She Took Birds Facing Death in a Commercial Farm. Did It Constitute a Rescue or a Illegal Deed?

One weekday afternoon in the end of September, the University of California, Berkeley attendee left a tribunal in the city of Santa Rosa. Surrounded by her lawyers, she hurried through the hallways of the courthouse, past more than 100 potential jurors.

Fixed on her dark jacket was a tiny silver chicken, shining on her collar.

These were the concluding moments of jury selection for Rosenberg’s trial. She stood accused of two misdemeanor charges for unauthorized entry and one count of vehicle interference, as well as one count of felony conspiracy. If the verdict goes against her, she could spend up to over four years in prison.

The question isn't the perpetrator … It's about the motivation.

The facts at the center of the legal matter were agreed upon. Shortly after midnight on 13 June 2023, Rosenberg and several other members of the organization Direct Action Everywhere headed to Petaluma Poultry, a slaughterhouse about 64 kilometers north of the city. Posing as employees, they found a transport truck filled with numerous birds packed into crates. They rescued four hens, placed them in buckets and left the scene.

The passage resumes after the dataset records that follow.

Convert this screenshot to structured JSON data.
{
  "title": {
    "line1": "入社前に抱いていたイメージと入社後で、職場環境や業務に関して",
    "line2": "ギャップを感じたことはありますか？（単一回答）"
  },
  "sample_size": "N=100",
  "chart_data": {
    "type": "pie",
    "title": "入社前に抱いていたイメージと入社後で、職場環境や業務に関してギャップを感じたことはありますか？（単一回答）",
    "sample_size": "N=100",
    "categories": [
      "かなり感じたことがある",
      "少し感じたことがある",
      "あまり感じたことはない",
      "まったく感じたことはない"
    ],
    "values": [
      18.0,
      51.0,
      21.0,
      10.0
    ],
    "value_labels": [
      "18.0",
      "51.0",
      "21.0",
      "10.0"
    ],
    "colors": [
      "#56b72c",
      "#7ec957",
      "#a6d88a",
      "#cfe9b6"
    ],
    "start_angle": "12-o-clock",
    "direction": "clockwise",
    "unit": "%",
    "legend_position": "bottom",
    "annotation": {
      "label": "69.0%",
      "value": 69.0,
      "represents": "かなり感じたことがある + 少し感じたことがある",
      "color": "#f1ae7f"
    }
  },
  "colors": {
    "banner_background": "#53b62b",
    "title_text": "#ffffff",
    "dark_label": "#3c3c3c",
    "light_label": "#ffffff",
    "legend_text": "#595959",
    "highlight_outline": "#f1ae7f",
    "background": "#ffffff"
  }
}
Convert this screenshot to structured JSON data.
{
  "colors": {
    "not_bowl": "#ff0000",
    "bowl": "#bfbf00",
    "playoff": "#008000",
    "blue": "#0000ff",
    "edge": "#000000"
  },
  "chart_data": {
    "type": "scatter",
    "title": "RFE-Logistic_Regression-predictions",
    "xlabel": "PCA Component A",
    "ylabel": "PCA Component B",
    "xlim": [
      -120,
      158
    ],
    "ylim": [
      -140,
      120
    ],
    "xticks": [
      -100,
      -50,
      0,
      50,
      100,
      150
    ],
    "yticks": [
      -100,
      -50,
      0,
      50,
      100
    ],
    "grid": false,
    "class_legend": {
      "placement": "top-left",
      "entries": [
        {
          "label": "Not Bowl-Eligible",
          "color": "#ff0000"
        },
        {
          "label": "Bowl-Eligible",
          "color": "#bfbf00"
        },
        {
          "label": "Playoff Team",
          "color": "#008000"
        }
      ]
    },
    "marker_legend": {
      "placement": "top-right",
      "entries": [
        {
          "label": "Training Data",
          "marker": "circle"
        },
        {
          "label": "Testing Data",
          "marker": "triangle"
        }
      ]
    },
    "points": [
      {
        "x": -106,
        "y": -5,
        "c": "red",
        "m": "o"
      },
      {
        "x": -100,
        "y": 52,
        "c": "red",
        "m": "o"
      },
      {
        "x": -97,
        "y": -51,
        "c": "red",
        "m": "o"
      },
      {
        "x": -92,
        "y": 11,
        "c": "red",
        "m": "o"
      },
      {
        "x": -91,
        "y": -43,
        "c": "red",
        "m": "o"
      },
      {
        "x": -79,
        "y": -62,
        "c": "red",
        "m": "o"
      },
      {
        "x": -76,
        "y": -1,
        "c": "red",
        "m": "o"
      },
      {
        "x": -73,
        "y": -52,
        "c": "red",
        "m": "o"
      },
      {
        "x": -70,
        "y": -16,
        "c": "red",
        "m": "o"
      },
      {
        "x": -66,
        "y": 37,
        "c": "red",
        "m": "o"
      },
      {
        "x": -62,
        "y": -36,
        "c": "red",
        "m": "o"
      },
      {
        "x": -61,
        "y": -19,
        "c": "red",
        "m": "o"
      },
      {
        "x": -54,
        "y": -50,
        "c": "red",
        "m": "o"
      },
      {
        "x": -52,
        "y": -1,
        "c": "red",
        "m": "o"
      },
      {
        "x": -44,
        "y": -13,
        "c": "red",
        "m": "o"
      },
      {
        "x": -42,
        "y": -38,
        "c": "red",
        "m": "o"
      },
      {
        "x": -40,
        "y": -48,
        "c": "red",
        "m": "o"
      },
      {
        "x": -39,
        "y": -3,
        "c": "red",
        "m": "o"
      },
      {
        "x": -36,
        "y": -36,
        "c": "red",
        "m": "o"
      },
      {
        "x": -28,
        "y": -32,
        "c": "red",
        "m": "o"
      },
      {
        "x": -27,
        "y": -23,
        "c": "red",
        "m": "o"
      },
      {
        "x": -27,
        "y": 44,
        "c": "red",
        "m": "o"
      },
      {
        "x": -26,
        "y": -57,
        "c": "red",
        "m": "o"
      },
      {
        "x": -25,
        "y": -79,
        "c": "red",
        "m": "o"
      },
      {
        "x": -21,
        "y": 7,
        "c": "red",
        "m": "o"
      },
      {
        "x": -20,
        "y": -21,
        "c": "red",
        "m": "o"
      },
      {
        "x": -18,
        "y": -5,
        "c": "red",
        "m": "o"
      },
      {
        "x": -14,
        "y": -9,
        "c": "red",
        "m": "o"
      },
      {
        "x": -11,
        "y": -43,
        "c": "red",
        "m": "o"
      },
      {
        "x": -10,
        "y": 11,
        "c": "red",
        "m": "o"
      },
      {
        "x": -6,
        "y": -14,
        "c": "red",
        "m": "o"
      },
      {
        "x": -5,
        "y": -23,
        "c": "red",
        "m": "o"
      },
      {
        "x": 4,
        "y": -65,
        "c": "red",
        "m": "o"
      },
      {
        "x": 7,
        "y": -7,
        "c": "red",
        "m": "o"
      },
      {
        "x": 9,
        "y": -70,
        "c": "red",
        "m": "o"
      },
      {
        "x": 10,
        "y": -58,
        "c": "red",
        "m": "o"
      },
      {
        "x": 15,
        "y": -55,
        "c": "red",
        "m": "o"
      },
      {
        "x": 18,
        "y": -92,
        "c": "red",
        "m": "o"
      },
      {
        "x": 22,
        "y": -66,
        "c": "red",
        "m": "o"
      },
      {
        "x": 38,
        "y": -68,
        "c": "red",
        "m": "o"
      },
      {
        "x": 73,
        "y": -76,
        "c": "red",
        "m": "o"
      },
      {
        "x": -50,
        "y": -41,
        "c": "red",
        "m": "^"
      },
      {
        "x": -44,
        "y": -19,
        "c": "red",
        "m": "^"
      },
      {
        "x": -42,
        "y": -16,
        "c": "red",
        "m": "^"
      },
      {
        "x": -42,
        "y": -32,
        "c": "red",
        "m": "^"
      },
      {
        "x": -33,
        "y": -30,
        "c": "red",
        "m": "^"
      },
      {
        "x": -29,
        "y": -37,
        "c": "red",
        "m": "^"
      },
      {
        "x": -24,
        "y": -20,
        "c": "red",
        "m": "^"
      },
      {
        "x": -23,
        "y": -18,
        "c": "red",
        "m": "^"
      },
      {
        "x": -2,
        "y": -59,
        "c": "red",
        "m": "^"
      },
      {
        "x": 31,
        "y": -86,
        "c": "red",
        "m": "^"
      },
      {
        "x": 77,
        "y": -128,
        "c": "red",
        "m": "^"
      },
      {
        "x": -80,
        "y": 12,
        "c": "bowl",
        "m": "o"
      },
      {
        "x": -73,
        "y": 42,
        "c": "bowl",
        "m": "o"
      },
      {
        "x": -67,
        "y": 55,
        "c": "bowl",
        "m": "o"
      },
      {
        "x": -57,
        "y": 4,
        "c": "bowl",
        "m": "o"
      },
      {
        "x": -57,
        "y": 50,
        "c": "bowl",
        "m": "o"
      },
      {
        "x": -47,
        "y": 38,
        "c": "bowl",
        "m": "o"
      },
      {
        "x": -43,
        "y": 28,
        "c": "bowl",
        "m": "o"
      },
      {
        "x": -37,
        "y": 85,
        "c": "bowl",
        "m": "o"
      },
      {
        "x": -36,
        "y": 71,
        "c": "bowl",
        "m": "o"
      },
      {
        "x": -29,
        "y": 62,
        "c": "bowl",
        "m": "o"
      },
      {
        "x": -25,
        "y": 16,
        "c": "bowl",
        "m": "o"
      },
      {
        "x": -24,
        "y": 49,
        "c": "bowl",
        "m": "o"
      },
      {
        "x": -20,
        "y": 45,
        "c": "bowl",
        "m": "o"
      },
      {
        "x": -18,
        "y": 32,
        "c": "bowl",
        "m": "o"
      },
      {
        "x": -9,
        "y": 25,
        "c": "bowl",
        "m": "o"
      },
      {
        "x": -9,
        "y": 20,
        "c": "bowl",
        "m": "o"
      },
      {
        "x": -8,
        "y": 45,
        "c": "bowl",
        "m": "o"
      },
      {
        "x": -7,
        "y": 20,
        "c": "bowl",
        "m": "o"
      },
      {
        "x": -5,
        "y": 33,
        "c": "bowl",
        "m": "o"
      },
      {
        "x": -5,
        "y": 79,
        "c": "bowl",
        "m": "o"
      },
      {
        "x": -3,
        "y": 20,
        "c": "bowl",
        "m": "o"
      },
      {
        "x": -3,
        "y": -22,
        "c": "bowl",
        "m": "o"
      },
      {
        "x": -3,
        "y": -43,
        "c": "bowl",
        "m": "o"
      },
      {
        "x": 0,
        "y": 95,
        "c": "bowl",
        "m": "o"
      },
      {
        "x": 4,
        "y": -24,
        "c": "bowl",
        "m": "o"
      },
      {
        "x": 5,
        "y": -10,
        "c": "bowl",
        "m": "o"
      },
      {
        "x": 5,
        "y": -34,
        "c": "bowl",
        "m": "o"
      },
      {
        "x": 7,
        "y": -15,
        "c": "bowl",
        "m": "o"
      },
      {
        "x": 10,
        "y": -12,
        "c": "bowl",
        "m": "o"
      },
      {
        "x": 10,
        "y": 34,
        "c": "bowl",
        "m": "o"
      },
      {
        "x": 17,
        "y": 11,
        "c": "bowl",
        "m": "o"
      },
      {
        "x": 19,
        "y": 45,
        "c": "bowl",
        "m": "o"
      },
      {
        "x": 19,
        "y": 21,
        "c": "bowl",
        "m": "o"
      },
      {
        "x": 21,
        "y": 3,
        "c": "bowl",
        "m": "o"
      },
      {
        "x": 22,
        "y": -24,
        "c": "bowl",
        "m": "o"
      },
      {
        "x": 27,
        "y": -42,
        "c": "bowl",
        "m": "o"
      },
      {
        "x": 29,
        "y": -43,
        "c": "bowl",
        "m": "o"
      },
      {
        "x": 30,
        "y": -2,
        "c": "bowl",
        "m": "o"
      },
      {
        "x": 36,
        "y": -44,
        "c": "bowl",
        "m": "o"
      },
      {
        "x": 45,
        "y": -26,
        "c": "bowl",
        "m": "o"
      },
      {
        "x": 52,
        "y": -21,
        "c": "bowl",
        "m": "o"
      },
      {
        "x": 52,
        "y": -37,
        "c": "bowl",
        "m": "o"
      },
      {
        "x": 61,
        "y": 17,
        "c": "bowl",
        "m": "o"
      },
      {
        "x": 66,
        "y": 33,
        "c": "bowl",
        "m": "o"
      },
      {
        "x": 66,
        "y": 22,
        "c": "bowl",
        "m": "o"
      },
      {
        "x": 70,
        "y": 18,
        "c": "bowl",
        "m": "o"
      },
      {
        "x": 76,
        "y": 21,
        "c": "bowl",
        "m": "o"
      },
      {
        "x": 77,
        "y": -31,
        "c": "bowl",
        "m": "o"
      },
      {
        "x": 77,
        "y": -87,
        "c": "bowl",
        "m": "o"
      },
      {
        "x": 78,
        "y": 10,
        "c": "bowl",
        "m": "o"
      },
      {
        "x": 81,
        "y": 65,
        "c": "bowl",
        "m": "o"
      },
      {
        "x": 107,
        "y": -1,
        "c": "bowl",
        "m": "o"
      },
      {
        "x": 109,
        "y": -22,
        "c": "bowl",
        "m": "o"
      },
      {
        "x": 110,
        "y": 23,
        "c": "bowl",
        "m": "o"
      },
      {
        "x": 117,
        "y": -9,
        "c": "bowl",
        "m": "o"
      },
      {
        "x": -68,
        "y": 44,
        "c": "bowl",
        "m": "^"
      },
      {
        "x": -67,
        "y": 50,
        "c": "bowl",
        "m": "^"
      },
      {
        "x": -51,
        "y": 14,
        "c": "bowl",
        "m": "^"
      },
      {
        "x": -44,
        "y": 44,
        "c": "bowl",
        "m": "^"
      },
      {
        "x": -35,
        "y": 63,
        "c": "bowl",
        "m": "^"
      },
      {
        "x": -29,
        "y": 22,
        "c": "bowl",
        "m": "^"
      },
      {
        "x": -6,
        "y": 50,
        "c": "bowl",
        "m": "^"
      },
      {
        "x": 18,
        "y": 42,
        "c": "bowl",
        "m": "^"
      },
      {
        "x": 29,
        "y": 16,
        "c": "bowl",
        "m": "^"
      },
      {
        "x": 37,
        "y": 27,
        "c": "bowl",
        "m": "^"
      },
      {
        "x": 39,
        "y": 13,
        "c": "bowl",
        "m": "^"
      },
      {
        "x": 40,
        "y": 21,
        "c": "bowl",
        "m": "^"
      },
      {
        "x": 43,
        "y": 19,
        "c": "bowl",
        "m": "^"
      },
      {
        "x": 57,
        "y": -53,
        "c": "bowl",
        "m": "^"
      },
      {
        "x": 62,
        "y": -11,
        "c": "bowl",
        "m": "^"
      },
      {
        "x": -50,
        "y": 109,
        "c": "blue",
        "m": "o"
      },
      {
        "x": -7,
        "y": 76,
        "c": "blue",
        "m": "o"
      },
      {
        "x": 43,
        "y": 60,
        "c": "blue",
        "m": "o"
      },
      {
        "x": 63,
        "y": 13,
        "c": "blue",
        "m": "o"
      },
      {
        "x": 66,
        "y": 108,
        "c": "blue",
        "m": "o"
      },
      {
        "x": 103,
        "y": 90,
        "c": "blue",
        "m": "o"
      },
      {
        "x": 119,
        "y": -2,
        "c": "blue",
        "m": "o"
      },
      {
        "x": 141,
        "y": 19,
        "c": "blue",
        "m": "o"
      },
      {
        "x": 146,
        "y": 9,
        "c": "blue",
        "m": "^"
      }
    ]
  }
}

The events were uncontested because Zoe and her companions had later published recorded evidence of what they had done. “It’s not a whodunit,” Rosenberg’s lawyer, Chris Carraway, likes to say. “It’s a whydunit.”

After leaving the slaughterhouse, the group inspected the birds – whom they named Poppy, Ivy, Aster, and Azalea - carefully. Rosenberg says they were splattered with diarrhea and showing injuries and sores.

Carraway would explain in legal proceedings that Zoe's purpose was not to steal but to aid them. The panel would be tasked with deciding, essentially, how far compassion can go before it turns illegal.


The daughter of a veterinarian, She spent her childhood on 16 hectares in California's San Luis Obispo, CA, surrounded by various pets and farm animals.

During her childhood, the household acquired poultry at home. She can still rattle off their identities effortlessly: Eddie, Chirp, Olive, Herki, Red, Daisy and Popcorn. Before that time, Zoe believed the common assumption that poultry weren't intelligent, but getting to know them altered her perspective. “I discovered they have unique personalities and that their minds are sharp, and that their lives are really, really valuable.”

A couple of years after, She saw an digital recording of protesters accessing a major egg producer in the country and rescuing hens. It was the first time witnessed a industrial agriculture facility, and she was appalled at the situation: thousands upon thousands of hens packed tightly into cages. It served as her first encounter to the concept of “open rescue”, the term activists use to explain actions in which they infiltrate factory farms or labs and take creatures in need. They make no secret of their work, frequently sharing videos of their operations.

Once she saw it, She quickly decided that was something she wanted to do, and she reached out to the head of the group behind it. (“She had no idea I was 11,” Rosenberg recalled.) A year later, in that year, she established the local branch of the organization, a then new animal rights organization.

Over the years, animal rights groups have become known for using direct actions – like Peta’s campaign equating eating meat with historical atrocities or publicity grabs using fake blood. The logic is simple: it takes shock to shake societal indifference about animal suffering. But the result is often the opposite: turning people off. Where meat consumption is standard, many see such protests as a individual insult – and sense blame, not enlightenment.

The group continues this approach; they have held “die-ins” outside a butcher shop in the area and disrupted a Friday dinner at the popular eatery Chez Panisse.

But the group’s signature move has been publicized rescues. According to the group, an advantage of this approach is that it not only highlights to an wrongdoing – it tries, modestly, to address it. It aims at the agricultural sector rather than faulting purchasers, and provides a view into the secret realm of meat production.

“Our legal battles are a means to pose the question to a randomly selected jury of our peers, and to society via coverage,” said Cassie King, an activist. “Is it a crime, or is it moral, to rescue an animal who’s dying in a factory farm?”

At present, the group points out, there are statutes allowing intervention in CA and 13 other states granting people criminal and civil protection if they forcibly enter a motor vehicle to save an at-risk being. Their argument is that the identical logic should cover every being in need.

Over the past decade, per the group, members of the group have been involved in dozens of rescues. In the past few years, activists have taken small hogs from a commercial operation; a pair of birds from a transport vehicle outside a slaughterhouse in the county; and three dogs from a scientific site in the state. Following the rescue, the activists provide them with veterinary care and relocate them to safe environments.


The proprietor runs the agricultural business with his relative in the area. The property has been inherited for over a century, he explained. They produce eggs with nearly a million birds, located in various coops. The farm, which is powered by more than 2,500 solar panels, also recycles droppings for soil.

In May 2018, the group conducted a significant event on his farm. Several hundred activists gathered to object. Some of them entered the premises and {broke into a chicken house|accessed a poultry building|entered a coop

Michael Decker
Michael Decker

A tech journalist with a passion for uncovering the stories behind emerging technologies and their impact on society.